RankGR: Rank-Enhanced Generative Retrieval with Listwise Direct Preference Optimization in Recommendation
Kairui Fu, Changfa Wu, Kun Yuan, Binbin Cao, Dunxian Huang, Yuliang Yan, Junjun Zheng, Jianning Zhang, Silu Zhou, Jian Wu, Kun Kuang
TL;DR
RankGR tackles the limitations of next-token prediction in generative retrieval by proposing a two-phase framework that explicitly models hierarchical user preferences (Initial Assessment Phase) and performs deep candidate–sequence interaction (Refined Scoring Phase).
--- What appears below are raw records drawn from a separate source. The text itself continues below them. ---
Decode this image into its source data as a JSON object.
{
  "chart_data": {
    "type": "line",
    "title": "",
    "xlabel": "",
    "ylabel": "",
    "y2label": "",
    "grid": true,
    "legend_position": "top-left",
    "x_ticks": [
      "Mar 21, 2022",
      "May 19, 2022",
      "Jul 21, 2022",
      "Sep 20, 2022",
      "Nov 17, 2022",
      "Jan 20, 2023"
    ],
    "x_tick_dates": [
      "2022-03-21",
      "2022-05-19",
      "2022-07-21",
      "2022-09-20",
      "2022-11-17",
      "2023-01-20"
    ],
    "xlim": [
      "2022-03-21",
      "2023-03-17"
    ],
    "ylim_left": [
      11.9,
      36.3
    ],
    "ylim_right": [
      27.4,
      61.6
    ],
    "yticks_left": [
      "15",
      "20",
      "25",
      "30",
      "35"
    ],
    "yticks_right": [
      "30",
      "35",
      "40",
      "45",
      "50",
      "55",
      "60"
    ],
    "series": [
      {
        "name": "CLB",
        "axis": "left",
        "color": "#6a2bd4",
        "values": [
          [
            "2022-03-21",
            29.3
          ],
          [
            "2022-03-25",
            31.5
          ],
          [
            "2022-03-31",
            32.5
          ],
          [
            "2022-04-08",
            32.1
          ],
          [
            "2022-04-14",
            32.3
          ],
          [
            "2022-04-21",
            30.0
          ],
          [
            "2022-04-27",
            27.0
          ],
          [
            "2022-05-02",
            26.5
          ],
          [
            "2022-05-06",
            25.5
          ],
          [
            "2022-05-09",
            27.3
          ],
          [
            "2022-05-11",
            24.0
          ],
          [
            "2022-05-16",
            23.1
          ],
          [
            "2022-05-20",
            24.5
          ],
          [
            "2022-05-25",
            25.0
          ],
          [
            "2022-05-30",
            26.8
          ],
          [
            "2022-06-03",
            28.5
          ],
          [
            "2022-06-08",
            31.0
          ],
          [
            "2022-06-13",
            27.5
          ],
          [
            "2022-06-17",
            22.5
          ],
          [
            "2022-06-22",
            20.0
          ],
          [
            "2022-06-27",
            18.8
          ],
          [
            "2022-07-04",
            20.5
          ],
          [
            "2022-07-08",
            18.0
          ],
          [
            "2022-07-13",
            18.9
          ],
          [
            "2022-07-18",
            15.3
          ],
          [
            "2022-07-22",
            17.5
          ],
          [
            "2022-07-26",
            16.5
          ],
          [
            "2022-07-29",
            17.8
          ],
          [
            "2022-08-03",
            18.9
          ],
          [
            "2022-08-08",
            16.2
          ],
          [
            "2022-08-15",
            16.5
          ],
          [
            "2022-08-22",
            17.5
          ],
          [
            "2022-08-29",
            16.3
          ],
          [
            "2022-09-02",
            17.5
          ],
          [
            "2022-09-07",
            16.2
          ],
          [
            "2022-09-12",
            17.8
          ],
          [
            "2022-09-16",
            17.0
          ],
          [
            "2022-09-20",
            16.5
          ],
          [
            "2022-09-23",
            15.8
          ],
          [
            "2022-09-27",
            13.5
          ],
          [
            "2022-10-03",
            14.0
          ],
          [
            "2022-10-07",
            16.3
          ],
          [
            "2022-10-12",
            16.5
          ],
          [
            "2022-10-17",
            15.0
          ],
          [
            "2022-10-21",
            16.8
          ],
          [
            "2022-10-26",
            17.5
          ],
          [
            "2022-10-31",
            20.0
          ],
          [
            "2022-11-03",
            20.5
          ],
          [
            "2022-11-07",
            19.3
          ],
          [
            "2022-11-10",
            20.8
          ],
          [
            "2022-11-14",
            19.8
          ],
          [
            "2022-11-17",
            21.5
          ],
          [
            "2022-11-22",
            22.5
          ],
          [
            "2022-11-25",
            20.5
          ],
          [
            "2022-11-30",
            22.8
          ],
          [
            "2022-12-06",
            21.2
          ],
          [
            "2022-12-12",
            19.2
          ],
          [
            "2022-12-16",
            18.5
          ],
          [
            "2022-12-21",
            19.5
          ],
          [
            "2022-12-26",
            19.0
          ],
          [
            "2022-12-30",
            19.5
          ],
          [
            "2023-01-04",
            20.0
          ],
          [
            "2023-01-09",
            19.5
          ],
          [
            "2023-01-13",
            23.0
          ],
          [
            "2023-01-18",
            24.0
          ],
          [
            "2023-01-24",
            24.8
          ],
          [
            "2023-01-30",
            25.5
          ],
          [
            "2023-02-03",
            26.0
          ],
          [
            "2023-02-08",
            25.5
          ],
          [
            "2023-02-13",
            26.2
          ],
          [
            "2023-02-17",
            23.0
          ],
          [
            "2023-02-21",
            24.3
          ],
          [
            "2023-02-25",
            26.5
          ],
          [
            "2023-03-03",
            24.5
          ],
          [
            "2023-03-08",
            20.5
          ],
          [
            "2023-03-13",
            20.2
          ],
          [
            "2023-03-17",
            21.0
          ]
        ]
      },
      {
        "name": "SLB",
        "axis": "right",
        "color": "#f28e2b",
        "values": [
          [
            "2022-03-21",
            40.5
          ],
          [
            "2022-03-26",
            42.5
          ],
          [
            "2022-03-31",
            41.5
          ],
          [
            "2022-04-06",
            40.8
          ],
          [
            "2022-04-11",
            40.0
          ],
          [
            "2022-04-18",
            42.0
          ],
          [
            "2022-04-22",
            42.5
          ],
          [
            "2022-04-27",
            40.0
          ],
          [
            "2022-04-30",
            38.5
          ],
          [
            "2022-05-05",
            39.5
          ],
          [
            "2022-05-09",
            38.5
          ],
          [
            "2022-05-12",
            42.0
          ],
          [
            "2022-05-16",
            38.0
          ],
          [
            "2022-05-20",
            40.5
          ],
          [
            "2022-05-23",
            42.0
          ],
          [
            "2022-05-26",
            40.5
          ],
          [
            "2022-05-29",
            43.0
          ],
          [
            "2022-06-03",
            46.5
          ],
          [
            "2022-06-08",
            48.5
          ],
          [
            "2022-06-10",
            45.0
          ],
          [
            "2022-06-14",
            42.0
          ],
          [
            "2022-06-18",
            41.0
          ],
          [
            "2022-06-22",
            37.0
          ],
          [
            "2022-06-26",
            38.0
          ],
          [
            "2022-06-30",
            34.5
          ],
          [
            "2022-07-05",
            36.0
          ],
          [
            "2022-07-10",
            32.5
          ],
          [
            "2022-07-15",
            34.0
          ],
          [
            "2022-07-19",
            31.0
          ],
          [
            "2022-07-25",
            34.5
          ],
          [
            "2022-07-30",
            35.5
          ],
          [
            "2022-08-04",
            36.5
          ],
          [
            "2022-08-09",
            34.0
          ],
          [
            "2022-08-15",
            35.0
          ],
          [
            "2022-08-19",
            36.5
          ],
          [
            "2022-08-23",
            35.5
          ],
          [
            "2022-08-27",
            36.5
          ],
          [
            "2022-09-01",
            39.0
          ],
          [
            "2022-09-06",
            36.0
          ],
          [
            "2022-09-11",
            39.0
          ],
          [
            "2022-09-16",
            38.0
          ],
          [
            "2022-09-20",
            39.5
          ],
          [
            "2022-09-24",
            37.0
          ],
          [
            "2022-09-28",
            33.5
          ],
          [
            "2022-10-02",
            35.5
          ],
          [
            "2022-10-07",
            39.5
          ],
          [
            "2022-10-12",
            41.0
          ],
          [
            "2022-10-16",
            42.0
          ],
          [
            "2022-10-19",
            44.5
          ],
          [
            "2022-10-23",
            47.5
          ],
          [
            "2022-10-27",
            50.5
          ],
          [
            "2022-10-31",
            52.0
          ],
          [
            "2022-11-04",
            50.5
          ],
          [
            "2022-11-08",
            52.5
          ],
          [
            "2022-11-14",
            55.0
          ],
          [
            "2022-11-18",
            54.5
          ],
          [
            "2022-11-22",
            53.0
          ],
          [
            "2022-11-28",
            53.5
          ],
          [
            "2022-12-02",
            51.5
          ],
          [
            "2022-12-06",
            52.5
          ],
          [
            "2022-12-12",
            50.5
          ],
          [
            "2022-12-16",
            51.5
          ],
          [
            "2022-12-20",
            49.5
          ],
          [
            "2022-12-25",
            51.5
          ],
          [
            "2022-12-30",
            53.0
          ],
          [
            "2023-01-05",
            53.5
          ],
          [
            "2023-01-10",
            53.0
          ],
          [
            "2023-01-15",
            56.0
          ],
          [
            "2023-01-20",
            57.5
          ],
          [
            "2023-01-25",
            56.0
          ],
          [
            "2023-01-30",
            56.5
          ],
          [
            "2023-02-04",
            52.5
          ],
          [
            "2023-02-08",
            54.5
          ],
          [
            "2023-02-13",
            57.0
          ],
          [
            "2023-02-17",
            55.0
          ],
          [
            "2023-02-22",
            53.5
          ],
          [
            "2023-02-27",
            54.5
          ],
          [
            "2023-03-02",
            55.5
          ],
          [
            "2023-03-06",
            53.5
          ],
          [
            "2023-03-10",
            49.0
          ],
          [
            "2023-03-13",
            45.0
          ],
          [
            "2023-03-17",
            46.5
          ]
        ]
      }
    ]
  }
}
The LDPO objective in IAP captures multi-level user feedback (purchase, click, exposure, pseudo-exposure) in a listwise fashion, while RSP provides a lightweight yet expressive refinement through candidate-centric attention. Together with asynchronous pre-computation, streaming updates, and caching, RankGR achieves strong offline performance on large datasets and credible online gains in Taobao, demonstrating scalable, real-time generative retrieval. The work offers practical guidance for deploying GR systems in industrial settings and highlights the importance of modeling partial order and item–sequence interactions for improved recommendation quality.
Abstract
Generative retrieval (GR) has emerged as a promising paradigm in recommendation systems by autoregressively decoding identifiers of target items. Despite its potential, current approaches typically rely on the next-token prediction schema, which treats each token of the next interacted items as the sole target. This narrow focus 1) limits their ability to capture the nuanced structure of user preferences, and 2) overlooks the deep interaction between decoded identifiers and user behavior sequences. In response to these challenges, we propose RankGR, a Rank-enhanced Generative Retrieval method that incorporates listwise direct preference optimization for recommendation. RankGR decomposes the retrieval process into two complementary stages: the Initial Assessment Phase (IAP) and the Refined Scoring Phase (RSP). In IAP, we incorporate a novel listwise direct preference optimization strategy into GR, thus facilitating a more comprehensive understanding of the hierarchical user preferences and more effective partial-order modeling. The RSP then refines the top-λ candidates generated by IAP with interactions towards input sequences using a lightweight scoring module, leading to more precise candidate evaluation. Both phases are jointly optimized under a unified GR model, ensuring consistency and efficiency. Additionally, we implement several practical improvements in training and deployment, ultimately achieving a real-time system capable of handling nearly ten thousand requests per second. Extensive offline performance on both research and industrial datasets, as well as the online gains on the "Guess You Like" section of Taobao, validate the effectiveness and scalability of RankGR.